The author is a London correspondent of the JoongAng Ilbo.

“I’d rather be dead in a ditch than ask for an extension on Brexit,” said British Prime Minister Boris Johnson. That was right after Parliament passed a bill for another extension for Britain to leave the European Union (EU). Johnson said that he would like Brexit by Oct. 31 no matter what, and it was a “do-or-die” deal. As a leader in charge of the state administration, it was an unprecedentedly harsh expression.

He didn’t just say it. He got Queen Elizabeth II involved and closed parliament for more than 20 days. Protests comparing him to Hitler were held in front of Westminster, and the opposition party pointed out that he was not a president.

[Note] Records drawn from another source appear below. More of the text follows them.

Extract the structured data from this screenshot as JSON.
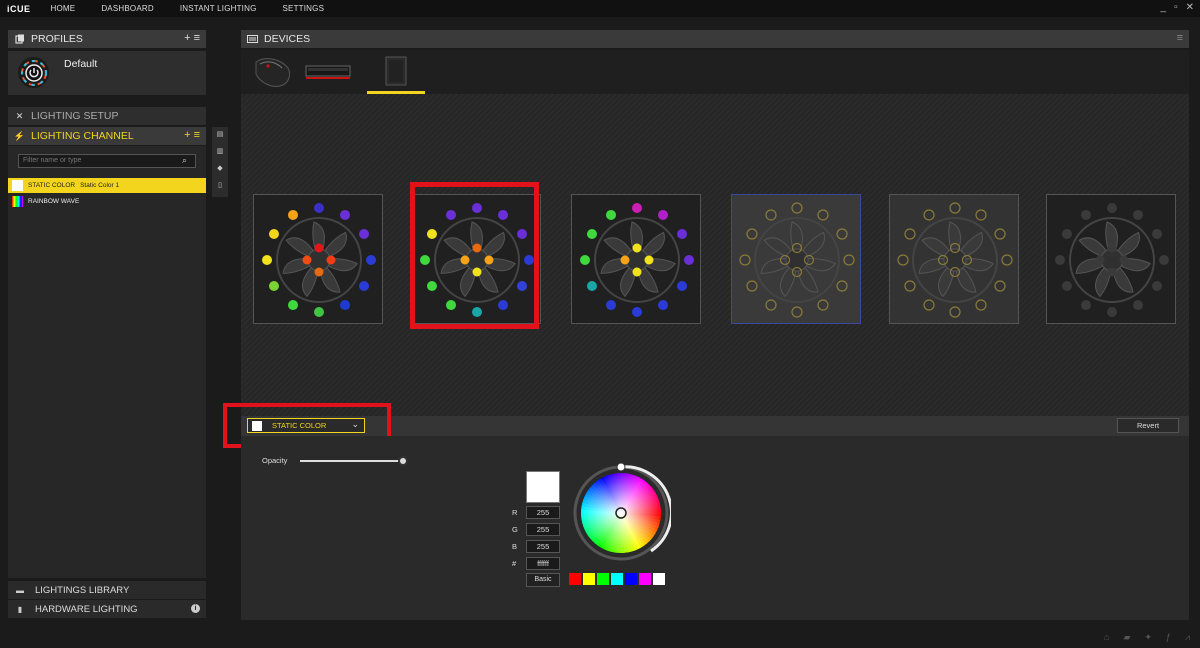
{
  "app": {
    "logo": "iCUE",
    "nav": [
      "HOME",
      "DASHBOARD",
      "INSTANT LIGHTING",
      "SETTINGS"
    ],
    "window_controls": [
      "_",
      "▫",
      "✕"
    ]
  },
  "profiles": {
    "title": "PROFILES",
    "actions": "+ ≡",
    "current": "Default"
  },
  "lighting": {
    "setup_title": "LIGHTING SETUP",
    "channel_title": "LIGHTING CHANNEL",
    "channel_actions": "+ ≡",
    "filter_placeholder": "Filter name or type",
    "items": [
      {
        "type": "STATIC COLOR",
        "name": "Static Color 1"
      },
      {
        "type": "RAINBOW WAVE",
        "name": ""
      }
    ],
    "library": "LIGHTINGS LIBRARY",
    "hardware": "HARDWARE LIGHTING",
    "info": "i"
  },
  "devices": {
    "title": "DEVICES",
    "menu": "≡",
    "tabs": [
      "mouse",
      "memory",
      "fan-hub"
    ],
    "active_tab": 2
  },
  "effect": {
    "selected": "STATIC COLOR",
    "revert_label": "Revert"
  },
  "color": {
    "opacity_label": "Opacity",
    "opacity": 1.0,
    "r_label": "R",
    "g_label": "G",
    "b_label": "B",
    "hex_label": "#",
    "r": "255",
    "g": "255",
    "b": "255",
    "hex": "ffffff",
    "basic_label": "Basic",
    "preview": "#ffffff",
    "palette": [
      "#ff0000",
      "#ffff00",
      "#00ff00",
      "#00ffff",
      "#0000ff",
      "#ff00ff",
      "#ffffff"
    ]
  },
  "accent": "#f2d51c",
  "highlight_color": "#e2121c"
}
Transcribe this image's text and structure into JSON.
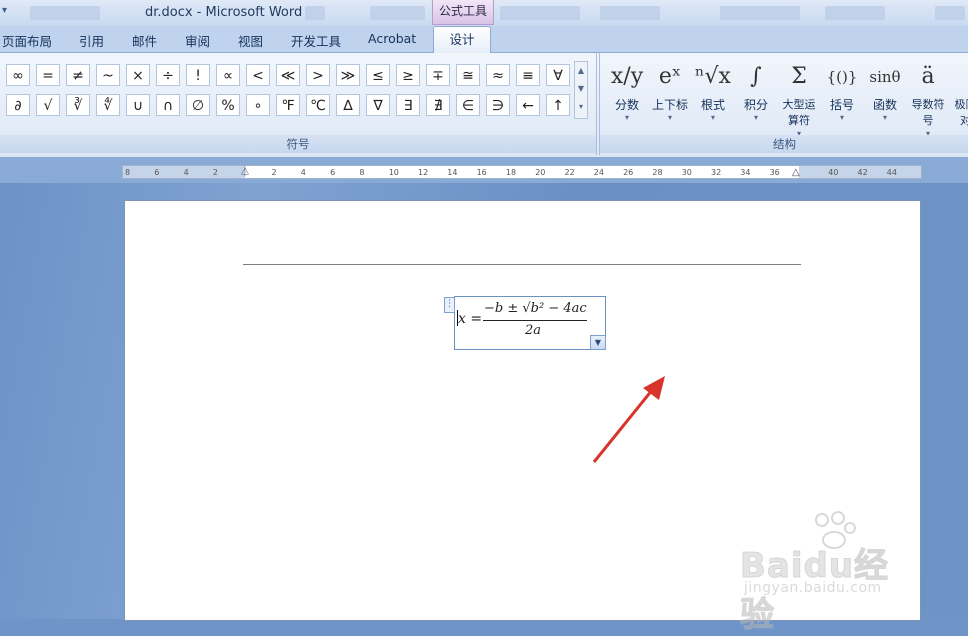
{
  "window": {
    "title": "dr.docx - Microsoft Word",
    "context_tab_group": "公式工具"
  },
  "tabs": [
    {
      "label": "页面布局"
    },
    {
      "label": "引用"
    },
    {
      "label": "邮件"
    },
    {
      "label": "审阅"
    },
    {
      "label": "视图"
    },
    {
      "label": "开发工具"
    },
    {
      "label": "Acrobat"
    },
    {
      "label": "设计",
      "active": true
    }
  ],
  "symbols": {
    "group_label": "符号",
    "row1": [
      "∞",
      "=",
      "≠",
      "~",
      "×",
      "÷",
      "!",
      "∝",
      "<",
      "≪",
      ">",
      "≫",
      "≤",
      "≥",
      "∓",
      "≅",
      "≈",
      "≡",
      "∀"
    ],
    "row2": [
      "∂",
      "√",
      "∛",
      "∜",
      "∪",
      "∩",
      "∅",
      "%",
      "∘",
      "℉",
      "℃",
      "∆",
      "∇",
      "∃",
      "∄",
      "∈",
      "∋",
      "←",
      "↑"
    ]
  },
  "structures": {
    "group_label": "结构",
    "items": [
      {
        "label": "分数",
        "icon": "fraction-icon",
        "glyph": "x/y"
      },
      {
        "label": "上下标",
        "icon": "script-icon",
        "glyph": "eˣ"
      },
      {
        "label": "根式",
        "icon": "radical-icon",
        "glyph": "ⁿ√x"
      },
      {
        "label": "积分",
        "icon": "integral-icon",
        "glyph": "∫"
      },
      {
        "label": "大型运算符",
        "icon": "large-operator-icon",
        "glyph": "Σ"
      },
      {
        "label": "括号",
        "icon": "bracket-icon",
        "glyph": "{()}"
      },
      {
        "label": "函数",
        "icon": "function-icon",
        "glyph": "sinθ"
      },
      {
        "label": "导数符号",
        "icon": "accent-icon",
        "glyph": "ä"
      },
      {
        "label": "极限和对数",
        "icon": "limit-icon",
        "glyph": "l"
      }
    ]
  },
  "ruler": {
    "ticks": [
      "8",
      "6",
      "4",
      "2",
      "",
      "2",
      "4",
      "6",
      "8",
      "10",
      "12",
      "14",
      "16",
      "18",
      "20",
      "22",
      "24",
      "26",
      "28",
      "30",
      "32",
      "34",
      "36",
      "",
      "40",
      "42",
      "44"
    ]
  },
  "equation": {
    "lhs": "x =",
    "numerator": "−b ± √b² − 4ac",
    "denominator": "2a"
  },
  "watermark": {
    "brand": "Baidu经验",
    "url": "jingyan.baidu.com"
  },
  "colors": {
    "accent": "#d8342c",
    "ribbon": "#dbe6f5",
    "workspace": "#6f95c8"
  }
}
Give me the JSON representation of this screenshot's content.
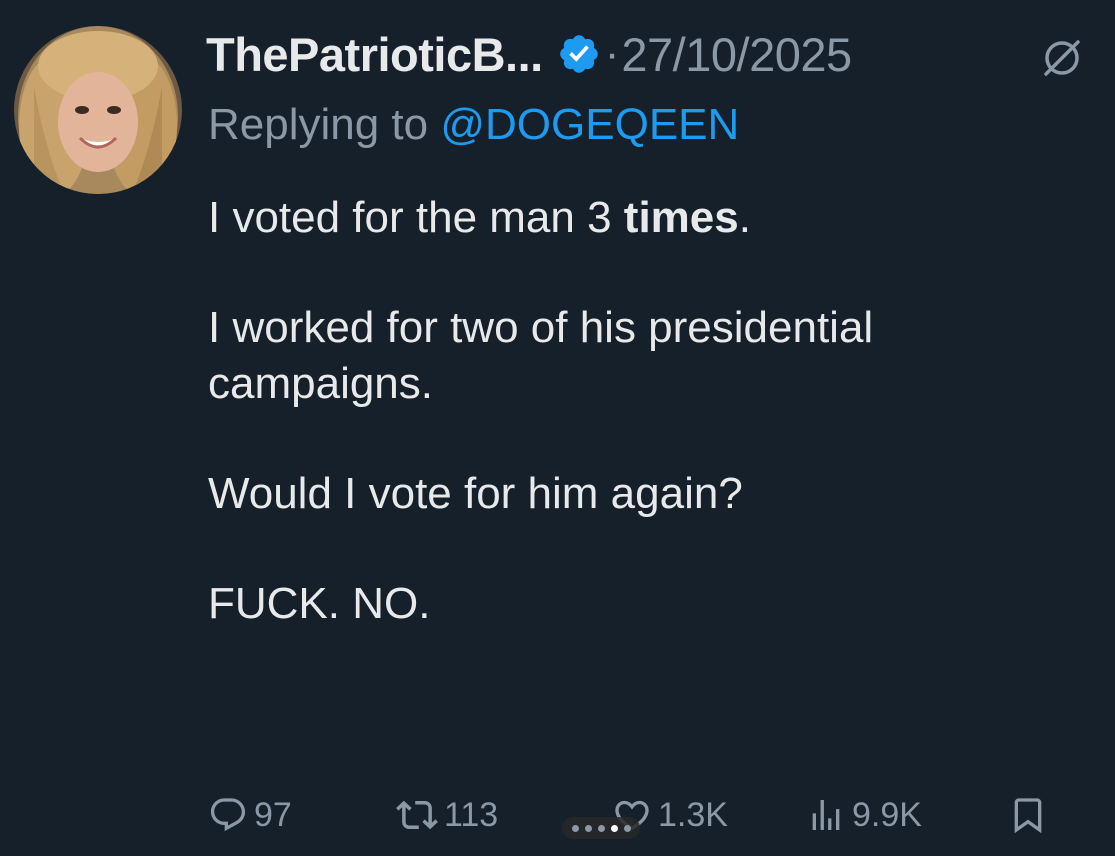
{
  "tweet": {
    "display_name": "ThePatrioticB...",
    "dot": "·",
    "date": "27/10/2025",
    "reply_prefix": "Replying to ",
    "reply_handle": "@DOGEQEEN",
    "para1_text": "I voted for the man 3 ",
    "para1_bold": "times",
    "para1_end": ".",
    "para2": "I worked for two of his presidential campaigns.",
    "para3": "Would I vote for him again?",
    "para4": "FUCK. NO."
  },
  "actions": {
    "replies": "97",
    "reposts": "113",
    "likes": "1.3K",
    "views": "9.9K"
  },
  "icons": {
    "verified": "verified-badge-icon",
    "grok": "grok-icon",
    "reply": "reply-icon",
    "repost": "repost-icon",
    "like": "heart-icon",
    "views": "bar-chart-icon",
    "bookmark": "bookmark-icon"
  },
  "colors": {
    "background": "#15202b",
    "accent": "#1d9bf0",
    "muted": "#8b98a5",
    "text": "#e7e9ea"
  },
  "pager": {
    "count": 5,
    "active": 3
  }
}
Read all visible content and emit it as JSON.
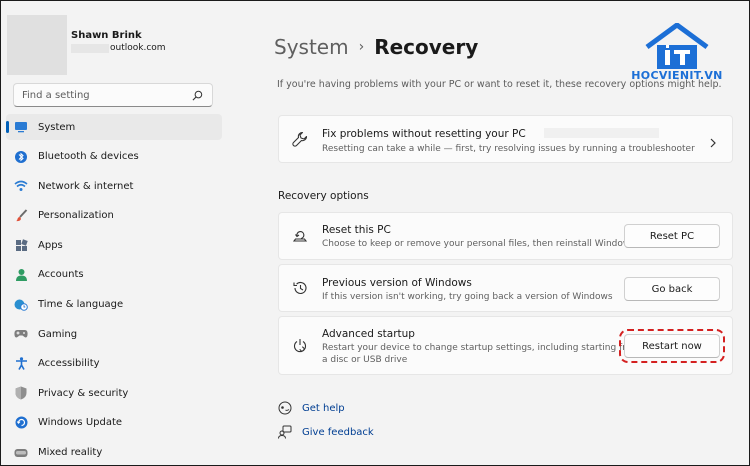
{
  "user": {
    "name": "Shawn Brink",
    "email_suffix": "outlook.com"
  },
  "search": {
    "placeholder": "Find a setting"
  },
  "sidebar": {
    "items": [
      {
        "label": "System",
        "icon": "monitor-icon",
        "active": true
      },
      {
        "label": "Bluetooth & devices",
        "icon": "bluetooth-icon"
      },
      {
        "label": "Network & internet",
        "icon": "wifi-icon"
      },
      {
        "label": "Personalization",
        "icon": "brush-icon"
      },
      {
        "label": "Apps",
        "icon": "apps-icon"
      },
      {
        "label": "Accounts",
        "icon": "person-icon"
      },
      {
        "label": "Time & language",
        "icon": "globe-clock-icon"
      },
      {
        "label": "Gaming",
        "icon": "gamepad-icon"
      },
      {
        "label": "Accessibility",
        "icon": "accessibility-icon"
      },
      {
        "label": "Privacy & security",
        "icon": "shield-icon"
      },
      {
        "label": "Windows Update",
        "icon": "update-icon"
      },
      {
        "label": "Mixed reality",
        "icon": "headset-icon"
      }
    ]
  },
  "header": {
    "parent": "System",
    "separator": "›",
    "current": "Recovery"
  },
  "intro": "If you're having problems with your PC or want to reset it, these recovery options might help.",
  "fix_card": {
    "title": "Fix problems without resetting your PC",
    "description": "Resetting can take a while — first, try resolving issues by running a troubleshooter"
  },
  "recovery_options": {
    "title": "Recovery options",
    "items": [
      {
        "title": "Reset this PC",
        "description": "Choose to keep or remove your personal files, then reinstall Windows",
        "button": "Reset PC",
        "icon": "reset-pc-icon"
      },
      {
        "title": "Previous version of Windows",
        "description": "If this version isn't working, try going back a version of Windows",
        "button": "Go back",
        "icon": "history-icon"
      },
      {
        "title": "Advanced startup",
        "description_line1": "Restart your device to change startup settings, including starting from",
        "description_line2": "a disc or USB drive",
        "button": "Restart now",
        "icon": "power-restart-icon"
      }
    ]
  },
  "help": {
    "get_help": "Get help",
    "give_feedback": "Give feedback"
  },
  "watermark": {
    "text": "HOCVIENIT.VN"
  },
  "colors": {
    "accent": "#005fb8",
    "link": "#003e92",
    "highlight": "#d42020",
    "logo": "#1c6fd6"
  }
}
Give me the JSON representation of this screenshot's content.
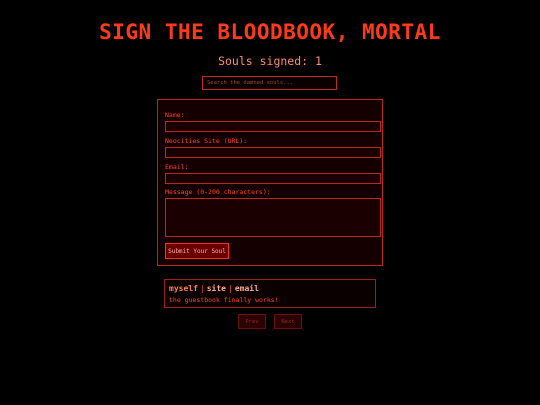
{
  "header": {
    "title": "SIGN THE BLOODBOOK, MORTAL",
    "souls_signed": "Souls signed: 1"
  },
  "search": {
    "placeholder": "Search the damned souls..."
  },
  "form": {
    "name_label": "Name:",
    "site_label": "Neocities Site (URL):",
    "email_label": "Email:",
    "message_label": "Message (0-200 characters):",
    "name_value": "",
    "site_value": "",
    "email_value": "",
    "message_value": "",
    "submit_label": "Submit Your Soul"
  },
  "entries": [
    {
      "name": "myself",
      "separator": "|",
      "site_label": "site",
      "email_label": "email",
      "message": "the guestbook finally works!"
    }
  ],
  "pagination": {
    "prev_label": "Prev",
    "next_label": "Next"
  },
  "colors": {
    "background": "#000000",
    "accent": "#ff3a1a",
    "border": "#b8281a"
  }
}
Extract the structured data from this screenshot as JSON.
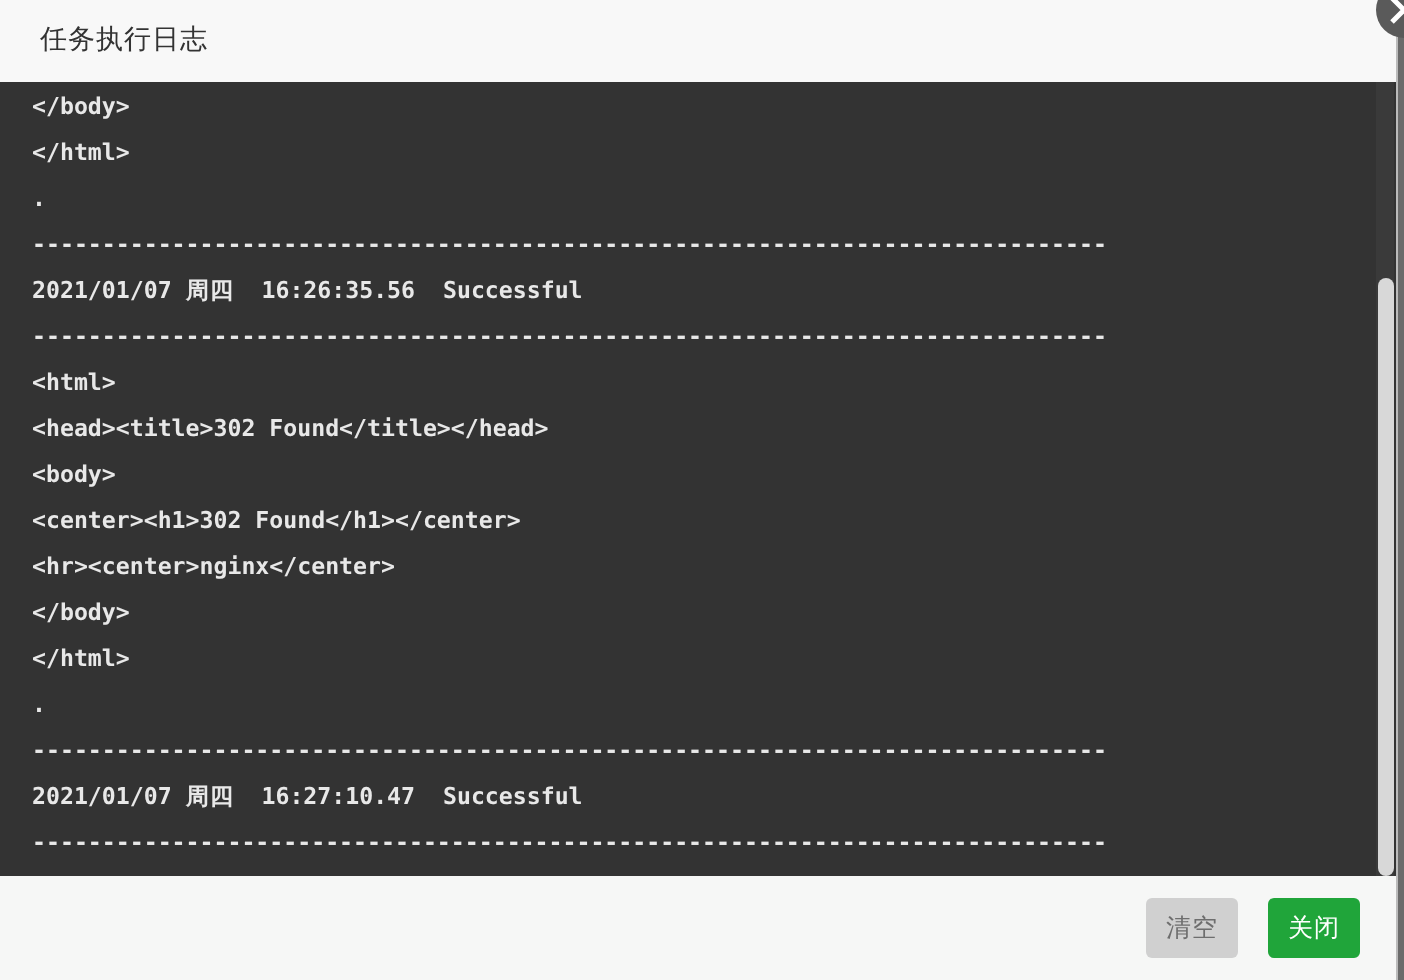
{
  "dialog": {
    "title": "任务执行日志"
  },
  "log_lines": [
    "</body>",
    "</html>",
    ".",
    "-----------------------------------------------------------------------------",
    "2021/01/07 周四  16:26:35.56  Successful",
    "-----------------------------------------------------------------------------",
    "<html>",
    "<head><title>302 Found</title></head>",
    "<body>",
    "<center><h1>302 Found</h1></center>",
    "<hr><center>nginx</center>",
    "</body>",
    "</html>",
    ".",
    "-----------------------------------------------------------------------------",
    "2021/01/07 周四  16:27:10.47  Successful",
    "-----------------------------------------------------------------------------"
  ],
  "buttons": [
    {
      "label": "清空",
      "disabled": true
    },
    {
      "label": "关闭",
      "disabled": false
    }
  ]
}
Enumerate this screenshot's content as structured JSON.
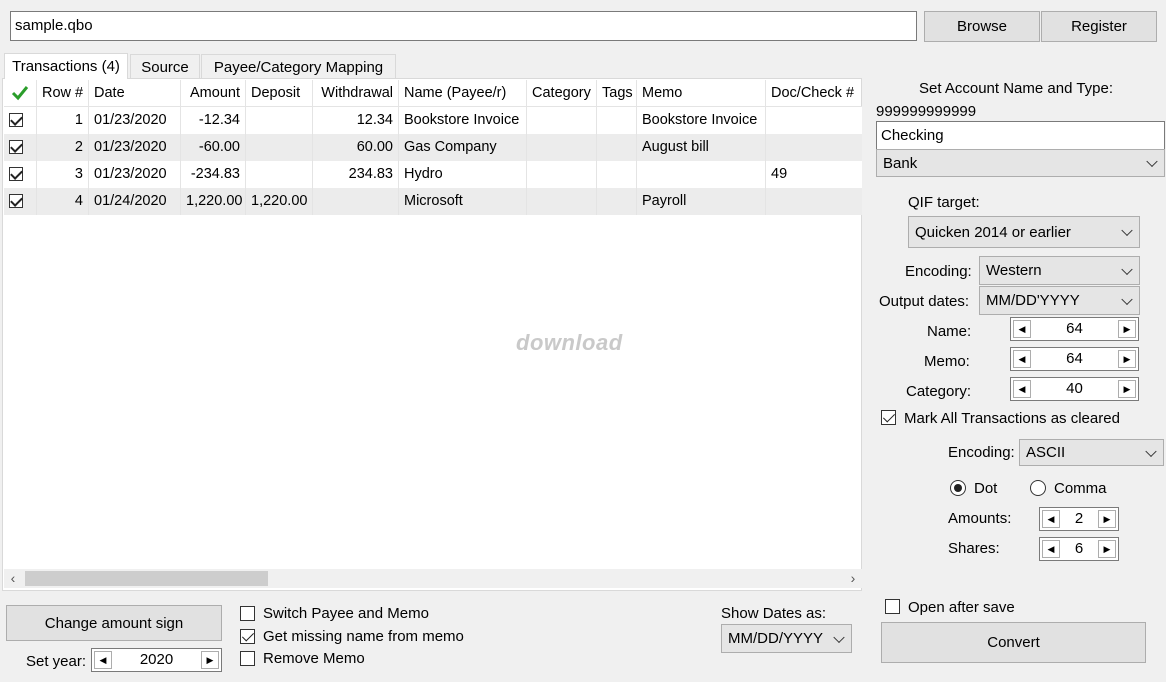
{
  "file": {
    "value": "sample.qbo"
  },
  "buttons": {
    "browse": "Browse",
    "register": "Register",
    "change_sign": "Change amount sign",
    "convert": "Convert"
  },
  "tabs": [
    {
      "label": "Transactions (4)"
    },
    {
      "label": "Source"
    },
    {
      "label": "Payee/Category Mapping"
    }
  ],
  "grid": {
    "columns": [
      "Row #",
      "Date",
      "Amount",
      "Deposit",
      "Withdrawal",
      "Name (Payee/r)",
      "Category",
      "Tags",
      "Memo",
      "Doc/Check #"
    ],
    "rows": [
      {
        "checked": true,
        "row": "1",
        "date": "01/23/2020",
        "amount": "-12.34",
        "deposit": "",
        "withdrawal": "12.34",
        "name": "Bookstore Invoice",
        "category": "",
        "tags": "",
        "memo": "Bookstore Invoice",
        "doc": ""
      },
      {
        "checked": true,
        "row": "2",
        "date": "01/23/2020",
        "amount": "-60.00",
        "deposit": "",
        "withdrawal": "60.00",
        "name": "Gas Company",
        "category": "",
        "tags": "",
        "memo": "August bill",
        "doc": ""
      },
      {
        "checked": true,
        "row": "3",
        "date": "01/23/2020",
        "amount": "-234.83",
        "deposit": "",
        "withdrawal": "234.83",
        "name": "Hydro",
        "category": "",
        "tags": "",
        "memo": "",
        "doc": "49"
      },
      {
        "checked": true,
        "row": "4",
        "date": "01/24/2020",
        "amount": "1,220.00",
        "deposit": "1,220.00",
        "withdrawal": "",
        "name": "Microsoft",
        "category": "",
        "tags": "",
        "memo": "Payroll",
        "doc": ""
      }
    ]
  },
  "watermark": "download",
  "bottom": {
    "set_year_label": "Set year:",
    "year": "2020",
    "options": {
      "switch": "Switch Payee and Memo",
      "missing": "Get missing name from memo",
      "remove": "Remove Memo"
    },
    "options_checked": {
      "switch": false,
      "missing": true,
      "remove": false
    },
    "show_dates_label": "Show Dates as:",
    "show_dates_value": "MM/DD/YYYY"
  },
  "account": {
    "heading": "Set Account Name and Type:",
    "number": "999999999999",
    "name": "Checking",
    "type": "Bank"
  },
  "qif": {
    "target_label": "QIF target:",
    "target_value": "Quicken 2014 or earlier",
    "encoding_label": "Encoding:",
    "encoding_value": "Western",
    "output_dates_label": "Output dates:",
    "output_dates_value": "MM/DD'YYYY",
    "name_label": "Name:",
    "name_value": "64",
    "memo_label": "Memo:",
    "memo_value": "64",
    "category_label": "Category:",
    "category_value": "40",
    "mark_cleared": "Mark All Transactions as cleared",
    "mark_cleared_checked": true,
    "encoding2_label": "Encoding:",
    "encoding2_value": "ASCII",
    "dot": "Dot",
    "comma": "Comma",
    "decimal_selected": "Dot",
    "amounts_label": "Amounts:",
    "amounts_value": "2",
    "shares_label": "Shares:",
    "shares_value": "6",
    "open_after_save": "Open after save",
    "open_after_save_checked": false
  },
  "colors": {
    "accent_check": "#2a9d2a",
    "row_alt": "#ececec"
  }
}
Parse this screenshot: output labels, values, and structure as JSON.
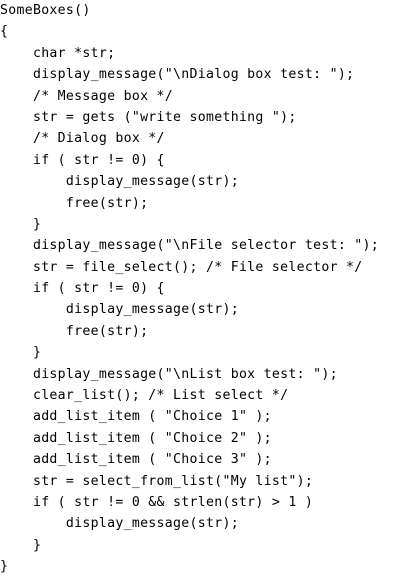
{
  "code": {
    "lines": [
      "SomeBoxes()",
      "{",
      "    char *str;",
      "    display_message(\"\\nDialog box test: \");",
      "    /* Message box */",
      "    str = gets (\"write something \");",
      "    /* Dialog box */",
      "    if ( str != 0) {",
      "        display_message(str);",
      "        free(str);",
      "    }",
      "    display_message(\"\\nFile selector test: \");",
      "    str = file_select(); /* File selector */",
      "    if ( str != 0) {",
      "        display_message(str);",
      "        free(str);",
      "    }",
      "    display_message(\"\\nList box test: \");",
      "    clear_list(); /* List select */",
      "    add_list_item ( \"Choice 1\" );",
      "    add_list_item ( \"Choice 2\" );",
      "    add_list_item ( \"Choice 3\" );",
      "    str = select_from_list(\"My list\");",
      "    if ( str != 0 && strlen(str) > 1 )",
      "        display_message(str);",
      "    }",
      "}"
    ]
  }
}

But Johnson did not budge.

He could end up in jail for rejecting the Brexit extension bill, but he is considering a trick to send the EU a request for an extension with the government’s opinion. His strategy was to include a document that the government did not have a reason to extend, urging the EU not to approve the request.

The Brexit debate is lasting long, but Johnson’s attitude to ignore Parliament’s decision is strange. But his motivation was revealed. He was threatened by Nigel Farage, who initiated the Brexit campaign and recently founded the Brexit Party before the European Parliament’s election. In a contribution to Telegraph last month, Farage said that Johnson’s honeymoon was over.

Johnson would make an agreement if the EU removes the backstop for the border dispute between Ireland and Northern Ireland. Meanwhile, Farage thinks that clean Brexit, no deal without agreement, is the best. He threatened that if Johnson does not accept no deal, Brexit Party candidates would sweep up the Conservative Party. In the European Council election in May, the Brexit Party came in the first, with the Conservative in the fifth.

Farage’s warning came as a fear of Conservative Party’s downfall and Johnson losing the prime minister’s position. So Johnson started to talk about no-deal Brexit and made some reckless remarks. Then Farage hinted forming a coalition with the Conservative Party to win 70 to 100 more seats form the majority. He made a sweet offer not to run in the districts where Conservative Party hard-line Brexit supporters are running. A friend of U.S. President Donald Trump, Farage might be appointed the U.K. ambassador to the United States.

The Brexit chaos reflects political calculation to take the power and position. Watching Johnson and Farage, the Labour Party cannot take the deal immediately as it is not confident to take the majority in the election. As U.K. politics show how low it can go, Brexit will only go adrift.